Catholic Church of Our Lady of Mount Carmel including attached presbytery

WRENN ID
low-solder-rook
Grade
II
Local Planning Authority
Ceredigion
Country
Wales
Date first listed
11 March 1992
Type
Public house
Source
Cadw listing

Description

Simple whitewashed roughcast group of Church and Presbytery with grey-green slate roofs; the gabled church with round-arched windows comes forward on right, with neo-Georgian house attached to left. The Church is of exemplary simplicity externally, steep-roofed with nave, chancel and 3-sided apse, 3 windows to nave E side, 3 and door to W, the windows arched with red tile sills and rectangular leaded panes. Apse has 2 smaller windows to canted sides. S front has centrepiece slightly advanced with slates continued over and iron cross finial. Arched doorway in three-step surround with very slightly raised arched hoodmould. Della Robbia style ceramic plaque in lunette. Above, two glazed loops each side of wrought iron keys of St Peter, and smaller vent loop in gable apex above. Each side of centrepiece are small narrow square-headed windows under slightly raised arched hoodmoulds. W side door is within single storey link to house, with broad open arch to S. The Presbytery has steep hipped roof, rendered flat-capped stack on W roof-slope, and 2-storey, 4-window front elevation of small-paned metal casements with red tile sills and shutters to outer windows. Paired casements to outer windows, single narrow light each floor to right of centre, arched doorway with metal French windows to left of centre, triple casement over. Della Robbia plaque in lunette and slightly raised arched hoodmould, as on church. Main door is on E side, in linking porch. To left of house, a roughcast garden wall with arched doorway links to NE corner of small outbuilding with three-quarter hipped gables, open E end and S side casement.

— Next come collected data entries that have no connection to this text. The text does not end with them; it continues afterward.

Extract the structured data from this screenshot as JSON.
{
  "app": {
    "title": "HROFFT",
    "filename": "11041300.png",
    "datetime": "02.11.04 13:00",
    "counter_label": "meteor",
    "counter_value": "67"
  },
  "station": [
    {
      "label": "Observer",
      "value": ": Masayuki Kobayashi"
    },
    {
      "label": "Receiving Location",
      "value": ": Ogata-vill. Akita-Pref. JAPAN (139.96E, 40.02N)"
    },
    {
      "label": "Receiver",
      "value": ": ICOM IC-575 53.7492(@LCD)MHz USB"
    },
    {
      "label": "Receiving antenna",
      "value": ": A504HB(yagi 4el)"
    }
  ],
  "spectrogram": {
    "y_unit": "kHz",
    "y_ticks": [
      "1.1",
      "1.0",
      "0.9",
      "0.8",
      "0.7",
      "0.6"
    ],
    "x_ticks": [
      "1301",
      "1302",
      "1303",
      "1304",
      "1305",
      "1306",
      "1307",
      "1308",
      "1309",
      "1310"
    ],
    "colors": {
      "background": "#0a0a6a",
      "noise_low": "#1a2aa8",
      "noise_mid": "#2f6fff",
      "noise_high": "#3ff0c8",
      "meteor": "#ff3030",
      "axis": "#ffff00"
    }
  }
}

Interior contrasts complex spatial divisions and simple building materials; the chancel and apse are divided off by identical cross walls with broad arches and echoing open lunettes above which give complex views of the roof timbers. Walls are of sand coloured brick with pale grey brick dressings, the chancel and sanctuary arches being of grey brick, as also the lunette surrounds above; the nave window surrounds are stepped, the inner surround being of grey, while the sanctuary wall is semi-circular and entirely of grey brick. Double purlin roofs with bolted nave roofs trusses boarding behind rafters. S end gallery over brick-fronted inner porch with room each side, that E being baptistery. Door to nave, arched with canvas painted lunette, those each side broader and arched with wrought iron screens. Door from nave to presbytery is similar arched with painted canvas lunette.